The early release of prisoners has been a main plank in the Government's policy of appeasing the IRA with the hope of consolidating the "peace process".

Immediately after the killing of Mr Frank Kerr, a Newry postal worker, in November 1994, the then Minister for Justice, Mrs Maire Geoghegan Quinn, announced the suspension of the prisoner early release programme, stating: "These releases were based specifically on the premise that the Provisionial IRA campaign of violence was over for good."

She said the considerations for releasing prisoners early included length of sentence already served, the offender's conduct in prison and the "likely threat to the community if the offender were granted early release".

During her statement explaining the early release programme Mrs Geoghegan Quinn also said the Government would like to see Garda resources diverted from the "battle against terrorism towards the battle against crime."

Soon after, the Fianna Fail Labour coalition government collapsed and was replaced by the present Government.

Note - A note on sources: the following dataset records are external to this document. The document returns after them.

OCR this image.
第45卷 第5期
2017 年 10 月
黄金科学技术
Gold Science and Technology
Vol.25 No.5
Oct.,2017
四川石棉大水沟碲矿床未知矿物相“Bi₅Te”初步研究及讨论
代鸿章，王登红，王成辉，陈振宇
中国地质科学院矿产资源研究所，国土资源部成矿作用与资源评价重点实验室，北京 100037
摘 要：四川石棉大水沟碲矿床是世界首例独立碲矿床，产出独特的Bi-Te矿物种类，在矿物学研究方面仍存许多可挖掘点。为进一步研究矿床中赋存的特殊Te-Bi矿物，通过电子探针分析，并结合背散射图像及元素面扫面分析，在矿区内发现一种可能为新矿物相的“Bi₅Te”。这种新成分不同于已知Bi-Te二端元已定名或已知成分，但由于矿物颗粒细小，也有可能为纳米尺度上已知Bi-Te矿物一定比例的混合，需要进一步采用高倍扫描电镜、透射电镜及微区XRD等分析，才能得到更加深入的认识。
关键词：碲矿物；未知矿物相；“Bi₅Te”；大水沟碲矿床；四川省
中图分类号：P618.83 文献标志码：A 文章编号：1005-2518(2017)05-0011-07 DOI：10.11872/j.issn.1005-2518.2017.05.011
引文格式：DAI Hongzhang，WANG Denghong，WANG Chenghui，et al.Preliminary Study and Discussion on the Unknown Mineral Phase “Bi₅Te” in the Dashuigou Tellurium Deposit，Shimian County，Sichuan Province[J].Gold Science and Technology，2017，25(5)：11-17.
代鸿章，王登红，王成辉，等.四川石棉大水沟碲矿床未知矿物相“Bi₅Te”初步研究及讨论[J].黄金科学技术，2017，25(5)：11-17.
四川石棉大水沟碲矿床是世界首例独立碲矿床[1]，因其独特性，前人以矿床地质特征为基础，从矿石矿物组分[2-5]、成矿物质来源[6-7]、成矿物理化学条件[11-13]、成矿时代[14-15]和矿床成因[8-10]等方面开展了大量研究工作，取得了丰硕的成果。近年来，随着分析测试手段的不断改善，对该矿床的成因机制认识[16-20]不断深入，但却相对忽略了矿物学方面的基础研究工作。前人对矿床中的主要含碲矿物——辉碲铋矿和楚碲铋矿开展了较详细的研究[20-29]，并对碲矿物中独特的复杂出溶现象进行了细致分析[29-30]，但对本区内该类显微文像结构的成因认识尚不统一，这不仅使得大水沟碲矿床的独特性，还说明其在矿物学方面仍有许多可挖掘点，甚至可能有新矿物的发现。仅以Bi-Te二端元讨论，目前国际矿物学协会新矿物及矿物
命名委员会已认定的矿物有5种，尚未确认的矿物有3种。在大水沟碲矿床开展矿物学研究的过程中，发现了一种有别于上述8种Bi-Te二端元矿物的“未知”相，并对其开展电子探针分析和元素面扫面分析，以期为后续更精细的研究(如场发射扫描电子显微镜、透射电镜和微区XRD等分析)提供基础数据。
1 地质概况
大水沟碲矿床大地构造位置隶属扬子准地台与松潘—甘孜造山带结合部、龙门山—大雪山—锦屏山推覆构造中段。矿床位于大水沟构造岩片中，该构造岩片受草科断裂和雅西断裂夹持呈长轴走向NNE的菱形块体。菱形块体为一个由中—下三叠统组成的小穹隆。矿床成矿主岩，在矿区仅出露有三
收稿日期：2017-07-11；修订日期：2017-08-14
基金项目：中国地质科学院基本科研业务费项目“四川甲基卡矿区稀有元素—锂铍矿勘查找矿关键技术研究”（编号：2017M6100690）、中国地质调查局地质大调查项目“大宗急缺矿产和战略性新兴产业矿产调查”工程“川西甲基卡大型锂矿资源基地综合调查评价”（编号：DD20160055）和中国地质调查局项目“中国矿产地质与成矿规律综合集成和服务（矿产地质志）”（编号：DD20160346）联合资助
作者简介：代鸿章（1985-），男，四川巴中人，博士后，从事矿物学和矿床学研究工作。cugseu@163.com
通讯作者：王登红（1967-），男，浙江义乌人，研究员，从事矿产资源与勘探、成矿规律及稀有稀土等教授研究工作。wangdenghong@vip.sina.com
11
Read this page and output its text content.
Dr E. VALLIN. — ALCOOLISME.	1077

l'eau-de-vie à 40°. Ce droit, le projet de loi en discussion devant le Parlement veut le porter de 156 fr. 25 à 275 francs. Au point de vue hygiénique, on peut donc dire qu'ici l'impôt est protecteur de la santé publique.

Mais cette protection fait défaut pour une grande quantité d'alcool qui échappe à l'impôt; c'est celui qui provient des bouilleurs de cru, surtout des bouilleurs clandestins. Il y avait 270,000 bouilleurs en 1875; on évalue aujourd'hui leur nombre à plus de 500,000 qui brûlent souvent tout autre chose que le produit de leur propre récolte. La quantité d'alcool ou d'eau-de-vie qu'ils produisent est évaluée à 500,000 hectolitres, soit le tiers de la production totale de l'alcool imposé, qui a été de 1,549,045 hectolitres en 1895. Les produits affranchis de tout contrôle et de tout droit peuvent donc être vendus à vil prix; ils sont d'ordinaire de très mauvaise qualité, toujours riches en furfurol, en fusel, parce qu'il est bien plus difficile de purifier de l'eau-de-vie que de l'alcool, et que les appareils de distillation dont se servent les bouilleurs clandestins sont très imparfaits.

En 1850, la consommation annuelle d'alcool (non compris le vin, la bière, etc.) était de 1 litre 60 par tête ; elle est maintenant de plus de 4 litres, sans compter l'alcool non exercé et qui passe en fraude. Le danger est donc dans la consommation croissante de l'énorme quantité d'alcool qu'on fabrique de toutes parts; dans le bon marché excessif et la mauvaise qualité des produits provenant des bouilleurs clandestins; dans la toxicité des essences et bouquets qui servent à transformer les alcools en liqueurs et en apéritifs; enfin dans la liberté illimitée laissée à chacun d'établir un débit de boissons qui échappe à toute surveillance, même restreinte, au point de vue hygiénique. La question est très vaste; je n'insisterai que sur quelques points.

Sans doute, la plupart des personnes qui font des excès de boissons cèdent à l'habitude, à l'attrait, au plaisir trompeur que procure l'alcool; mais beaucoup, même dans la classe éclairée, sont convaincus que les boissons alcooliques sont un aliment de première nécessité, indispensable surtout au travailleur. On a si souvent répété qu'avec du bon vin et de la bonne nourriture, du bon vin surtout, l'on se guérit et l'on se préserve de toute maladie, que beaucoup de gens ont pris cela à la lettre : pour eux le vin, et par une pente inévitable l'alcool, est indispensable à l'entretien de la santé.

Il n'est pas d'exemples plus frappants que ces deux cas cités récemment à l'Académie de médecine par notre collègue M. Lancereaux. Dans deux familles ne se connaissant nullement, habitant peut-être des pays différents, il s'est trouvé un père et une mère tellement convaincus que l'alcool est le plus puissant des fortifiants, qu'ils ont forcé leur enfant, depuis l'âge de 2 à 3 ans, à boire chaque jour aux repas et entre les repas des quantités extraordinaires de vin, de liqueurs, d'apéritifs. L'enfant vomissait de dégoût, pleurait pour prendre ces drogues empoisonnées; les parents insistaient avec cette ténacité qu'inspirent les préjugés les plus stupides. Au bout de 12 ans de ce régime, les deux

After consultations with the Sinn Fein leadership, the new Government agreed to institute the prisoner early release programme and the first nine men were freed that Christmas.

Among the prisoners released in the past 18 months were men who openly advocated ending the ceasefire. One man was seen by gardai meeting Eddie O'Brien, the Co Wexford IRA man who blew himself up in the West End of London last February. Two others are, closely associated with the Limerick IRA unit which carried out Friday's killing.